ABSTRACT

Genomics has enormous potential for changing the way in which biomedical scientific research is conducted. By simply arraying an RNA sample of a cancer patient on a microarray chip and comparing it with that of normal patients, one can potentially diagnose and administer treatment on the basis of determining which genes are expressed. Genes implicated in genetic disorders can be localised by virtue of information garnered from the Human Genome Project and used expressly for the purposes of gene therapy. Functional genomics studies facilitate the methods used to assign function to particular genes and further advance efforts to characterise genes. In short, a revolution has occurred in research vis-a`-vis the emergence of genomics. While most of the technology of genomics occurs in the laboratory, its

effects have far-reaching implications for society, not only in the arena of medicine. In this chapter, I explore how social identity and cultural discourse are ultimately affected by the technological advancements of genomics. The teleology of genomics would be defined by the characterisation of everyone by their genetic make-up. This definition would translate into new social formations based on the genetic composition of a person. A new preconception of the subject would emerge and one’s subjectivity would rely on scientific parameters rather than metaphysical attributes. Philosophy, once the origin of wisdom of the individual and his/her relation to society, would be replaced by molecular science, now the progenitor of a new designation of self. Concomitantly, an intellectual displacement of the human sciences would occur in terms of the insight it offers into the representation of the self. I would like to address how this process occurs. While I am not arguing that an extreme science-fiction scenario such as that depicted in the postmodern film Gattaca would occur, nevertheless the site of subjectivity would shift from the whole self to the gene. Michel Foucault radically revised the concept of subjectivity; through his

analysis of texts of ancient Greece and Rome, he argued for subjectivity as truth about oneself and elaborated on the art of ethics as self-mastery visa`-vis the subject’s position in the world. For Foucault the process of subjectivisation was not just a manifestation of individual introspection

but of discovering self by its production through practices.
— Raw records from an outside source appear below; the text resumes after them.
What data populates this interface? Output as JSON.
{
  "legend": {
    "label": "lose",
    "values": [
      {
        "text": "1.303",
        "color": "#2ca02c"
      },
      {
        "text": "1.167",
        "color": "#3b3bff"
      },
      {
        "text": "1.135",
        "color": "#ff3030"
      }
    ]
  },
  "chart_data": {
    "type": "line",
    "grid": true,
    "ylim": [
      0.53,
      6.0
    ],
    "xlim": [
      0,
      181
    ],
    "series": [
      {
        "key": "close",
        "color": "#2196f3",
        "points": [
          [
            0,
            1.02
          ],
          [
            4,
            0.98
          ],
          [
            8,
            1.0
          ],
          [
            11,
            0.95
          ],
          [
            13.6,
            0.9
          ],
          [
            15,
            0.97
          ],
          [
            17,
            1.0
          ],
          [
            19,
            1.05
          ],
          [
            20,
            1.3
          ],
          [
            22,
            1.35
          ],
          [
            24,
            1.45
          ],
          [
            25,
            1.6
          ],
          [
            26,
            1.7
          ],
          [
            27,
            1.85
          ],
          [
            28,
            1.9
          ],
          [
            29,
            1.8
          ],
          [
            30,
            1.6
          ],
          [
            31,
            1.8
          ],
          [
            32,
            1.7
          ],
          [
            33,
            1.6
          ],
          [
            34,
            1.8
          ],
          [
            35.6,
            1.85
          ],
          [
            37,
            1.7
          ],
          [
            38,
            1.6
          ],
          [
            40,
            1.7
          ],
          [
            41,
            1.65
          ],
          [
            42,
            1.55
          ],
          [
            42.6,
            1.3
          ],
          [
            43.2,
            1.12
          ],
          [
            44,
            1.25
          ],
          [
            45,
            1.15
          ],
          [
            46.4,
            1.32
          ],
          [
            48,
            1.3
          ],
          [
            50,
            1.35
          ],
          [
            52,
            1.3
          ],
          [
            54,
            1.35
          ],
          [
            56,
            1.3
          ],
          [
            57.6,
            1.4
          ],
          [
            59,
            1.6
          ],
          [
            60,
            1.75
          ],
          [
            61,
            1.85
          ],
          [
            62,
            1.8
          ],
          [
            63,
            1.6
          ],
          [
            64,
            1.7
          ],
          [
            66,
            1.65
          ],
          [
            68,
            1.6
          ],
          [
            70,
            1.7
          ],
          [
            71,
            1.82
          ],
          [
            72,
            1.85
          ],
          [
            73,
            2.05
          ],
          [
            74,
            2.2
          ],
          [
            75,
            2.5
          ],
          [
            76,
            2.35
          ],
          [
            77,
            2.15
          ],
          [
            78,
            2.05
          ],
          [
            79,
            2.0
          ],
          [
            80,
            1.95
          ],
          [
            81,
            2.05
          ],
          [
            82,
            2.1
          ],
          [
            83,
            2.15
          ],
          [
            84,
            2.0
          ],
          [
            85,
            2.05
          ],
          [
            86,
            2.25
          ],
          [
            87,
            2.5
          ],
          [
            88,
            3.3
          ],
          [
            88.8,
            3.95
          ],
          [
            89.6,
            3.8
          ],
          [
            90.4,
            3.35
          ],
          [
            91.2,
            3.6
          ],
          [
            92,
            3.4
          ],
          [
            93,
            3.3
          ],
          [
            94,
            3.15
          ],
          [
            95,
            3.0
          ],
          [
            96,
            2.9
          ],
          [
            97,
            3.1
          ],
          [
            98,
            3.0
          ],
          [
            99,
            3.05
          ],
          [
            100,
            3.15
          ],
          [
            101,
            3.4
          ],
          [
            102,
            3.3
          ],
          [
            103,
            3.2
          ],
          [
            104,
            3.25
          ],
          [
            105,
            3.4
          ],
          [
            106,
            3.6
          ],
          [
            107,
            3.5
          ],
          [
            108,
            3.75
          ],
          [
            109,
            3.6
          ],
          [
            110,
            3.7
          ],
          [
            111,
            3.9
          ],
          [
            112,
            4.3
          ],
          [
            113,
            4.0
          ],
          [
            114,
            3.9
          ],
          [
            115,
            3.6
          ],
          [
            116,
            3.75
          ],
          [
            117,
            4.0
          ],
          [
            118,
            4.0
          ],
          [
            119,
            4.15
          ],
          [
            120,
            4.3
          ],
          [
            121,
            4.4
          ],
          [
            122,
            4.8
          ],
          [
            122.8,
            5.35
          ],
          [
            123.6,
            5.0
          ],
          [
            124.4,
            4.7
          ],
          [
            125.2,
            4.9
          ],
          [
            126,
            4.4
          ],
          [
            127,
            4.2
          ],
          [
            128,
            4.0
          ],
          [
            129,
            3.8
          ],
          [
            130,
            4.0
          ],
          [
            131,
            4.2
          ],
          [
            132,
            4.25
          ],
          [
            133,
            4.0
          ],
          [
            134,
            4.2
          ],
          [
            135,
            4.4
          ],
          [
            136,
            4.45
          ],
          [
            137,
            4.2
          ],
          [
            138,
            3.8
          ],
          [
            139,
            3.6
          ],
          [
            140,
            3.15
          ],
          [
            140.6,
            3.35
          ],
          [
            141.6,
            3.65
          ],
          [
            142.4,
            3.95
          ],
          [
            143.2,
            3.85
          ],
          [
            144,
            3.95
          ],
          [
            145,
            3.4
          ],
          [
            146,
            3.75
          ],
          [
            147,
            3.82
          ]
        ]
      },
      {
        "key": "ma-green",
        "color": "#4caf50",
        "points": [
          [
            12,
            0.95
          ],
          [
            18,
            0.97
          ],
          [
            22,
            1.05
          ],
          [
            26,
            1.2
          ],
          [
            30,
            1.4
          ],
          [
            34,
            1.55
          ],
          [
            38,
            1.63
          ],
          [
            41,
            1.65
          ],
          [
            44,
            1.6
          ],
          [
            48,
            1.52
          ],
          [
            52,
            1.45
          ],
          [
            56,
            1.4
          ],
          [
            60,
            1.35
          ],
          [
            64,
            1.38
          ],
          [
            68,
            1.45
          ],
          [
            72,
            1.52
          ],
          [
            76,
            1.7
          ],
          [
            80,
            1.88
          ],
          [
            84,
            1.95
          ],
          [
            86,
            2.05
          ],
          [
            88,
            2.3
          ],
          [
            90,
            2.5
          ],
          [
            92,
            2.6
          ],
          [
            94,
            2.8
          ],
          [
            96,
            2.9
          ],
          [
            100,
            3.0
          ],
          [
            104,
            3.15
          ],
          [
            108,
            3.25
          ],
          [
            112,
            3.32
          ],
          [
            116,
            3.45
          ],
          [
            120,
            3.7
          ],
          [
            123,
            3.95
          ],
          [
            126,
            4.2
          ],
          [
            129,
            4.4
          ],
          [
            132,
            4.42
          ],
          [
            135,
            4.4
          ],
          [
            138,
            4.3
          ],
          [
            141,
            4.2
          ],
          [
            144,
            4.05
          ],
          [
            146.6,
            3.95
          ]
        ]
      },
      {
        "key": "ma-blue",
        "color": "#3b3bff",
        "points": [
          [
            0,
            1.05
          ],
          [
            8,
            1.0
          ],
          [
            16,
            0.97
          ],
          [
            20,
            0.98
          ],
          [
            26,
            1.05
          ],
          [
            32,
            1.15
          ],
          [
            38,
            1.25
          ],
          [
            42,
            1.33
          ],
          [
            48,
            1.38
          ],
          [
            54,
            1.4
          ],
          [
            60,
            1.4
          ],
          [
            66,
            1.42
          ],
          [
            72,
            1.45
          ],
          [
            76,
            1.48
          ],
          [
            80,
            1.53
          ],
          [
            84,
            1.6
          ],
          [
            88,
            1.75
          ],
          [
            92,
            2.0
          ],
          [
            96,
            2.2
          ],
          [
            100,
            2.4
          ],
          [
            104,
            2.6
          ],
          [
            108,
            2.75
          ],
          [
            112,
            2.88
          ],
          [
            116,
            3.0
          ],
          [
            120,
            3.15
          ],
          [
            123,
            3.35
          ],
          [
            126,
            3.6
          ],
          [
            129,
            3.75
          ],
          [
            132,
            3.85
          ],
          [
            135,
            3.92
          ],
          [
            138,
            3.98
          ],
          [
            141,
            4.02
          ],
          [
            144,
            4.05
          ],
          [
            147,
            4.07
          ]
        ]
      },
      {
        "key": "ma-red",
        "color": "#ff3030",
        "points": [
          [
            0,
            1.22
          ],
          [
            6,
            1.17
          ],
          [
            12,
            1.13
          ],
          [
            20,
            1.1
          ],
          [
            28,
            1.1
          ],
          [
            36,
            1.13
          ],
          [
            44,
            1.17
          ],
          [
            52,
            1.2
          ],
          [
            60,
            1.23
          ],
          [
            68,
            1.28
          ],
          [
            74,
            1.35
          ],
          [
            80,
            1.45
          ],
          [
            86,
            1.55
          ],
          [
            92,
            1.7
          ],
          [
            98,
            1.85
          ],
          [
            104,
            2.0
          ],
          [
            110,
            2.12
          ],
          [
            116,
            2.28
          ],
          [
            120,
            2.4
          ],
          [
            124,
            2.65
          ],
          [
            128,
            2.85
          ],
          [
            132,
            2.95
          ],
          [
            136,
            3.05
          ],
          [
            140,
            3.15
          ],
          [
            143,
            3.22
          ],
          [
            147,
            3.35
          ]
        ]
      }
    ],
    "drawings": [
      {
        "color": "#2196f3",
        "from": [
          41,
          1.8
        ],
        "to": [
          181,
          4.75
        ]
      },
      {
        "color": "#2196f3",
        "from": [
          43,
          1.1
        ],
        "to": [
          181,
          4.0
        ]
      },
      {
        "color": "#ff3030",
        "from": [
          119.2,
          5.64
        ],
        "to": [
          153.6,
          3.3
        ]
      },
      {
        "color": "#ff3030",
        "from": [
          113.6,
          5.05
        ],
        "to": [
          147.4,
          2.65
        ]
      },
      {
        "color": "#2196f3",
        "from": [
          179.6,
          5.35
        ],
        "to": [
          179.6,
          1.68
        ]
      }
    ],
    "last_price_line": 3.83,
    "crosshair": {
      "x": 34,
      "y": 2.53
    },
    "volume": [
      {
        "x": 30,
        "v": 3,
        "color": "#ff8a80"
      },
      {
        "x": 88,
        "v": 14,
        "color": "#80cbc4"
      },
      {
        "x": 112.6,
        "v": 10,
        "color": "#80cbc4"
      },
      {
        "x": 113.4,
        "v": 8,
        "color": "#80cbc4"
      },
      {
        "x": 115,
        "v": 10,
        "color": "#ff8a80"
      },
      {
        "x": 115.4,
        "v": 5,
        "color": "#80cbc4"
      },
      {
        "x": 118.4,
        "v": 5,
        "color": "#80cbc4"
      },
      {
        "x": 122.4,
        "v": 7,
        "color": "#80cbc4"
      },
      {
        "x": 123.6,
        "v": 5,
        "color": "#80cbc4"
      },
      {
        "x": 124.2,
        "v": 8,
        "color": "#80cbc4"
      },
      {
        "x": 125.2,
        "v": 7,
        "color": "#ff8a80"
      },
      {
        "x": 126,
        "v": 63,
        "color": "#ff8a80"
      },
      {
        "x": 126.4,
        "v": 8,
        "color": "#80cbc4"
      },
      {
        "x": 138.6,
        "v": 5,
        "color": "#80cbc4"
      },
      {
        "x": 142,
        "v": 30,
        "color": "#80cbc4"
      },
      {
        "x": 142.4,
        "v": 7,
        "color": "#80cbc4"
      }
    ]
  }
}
The question of self and identity is not just a question of a human individual’s attempt to discover who one is, but of external forces which make the self and are folded in the becoming of a human being. These external forces are integrated to build a self. It is this delineation of the process of subjectivity concerning the Fou-

cauldian method that forms my starting point on the sociological and cultural role that genomics plays in the organisation of social formations and the elements of discourse in contemporary culture. Under the same scope, the innovation of genomics moves from exemplifying scientific advancement to becoming a social object and is thereby transformed into an external force that shapes the way we view ourselves and our role in society. (In fact a colour booklet describing the science behind the Human Genome Project and endorsed by the Department of Energy, called To Know Ourselves, makes explicit reference to the role of subjectivity in genomics.) In addition to changing radically the biological perspective from which

we view gene function and disease, advances in genomics have made possible a new way of defining our subjectivity and identity through the lenses of genes, gene function and proteins. Technology derived from the Human Genome Project, and the scientific techniques that have benefited from it, have made possible the advanced mapping of genes on chromosomes, the characterisation of chromosomal changes in disease, and gene expression patterns during development and differentiation. These technical apparatuses have allowed for novel definitions of subjectivity based on the ability of these technologies to target variation and individuality. These technologies have been used to determine individual patterns in gene expressions between individuals. In other words, human uniqueness may be tantamount to genetic uniqueness, and the capacity to represent genetic uniqueness is further aided by genomics. To highlight and discuss these technologies in the context of what Paul Rabinow terms biosociality – that is, the collective effect that genomics has on social organisation and function – is to arrive at a new understanding of subjectivity approached from the perspective of molecular science (Rabinow 1996). Advances in determining the genetic distinctions between disease and

non-disease, between differences in drug responses and between good and bad prognosis, will ultimately affect the type of social formations and social forums that society engages in, and, simultaneously, an individual’s preconception of himself or herself. Paradoxically, while these technologies emphasise the individual’s uniqueness through genetic criteria, they illustrate, through their initial utilisation in diagnosis, prognosis and treatment of disease to their ultimate realisation in the categorisation of individuals, the process of subjectivisation, i.e. the transformation from personhood to subject, the move from uniqueness and distinctiveness of the individual to the subordination to the data of the patient. They exemplify the Foucauldian forces of exteriority at work in a ‘society of genomics’.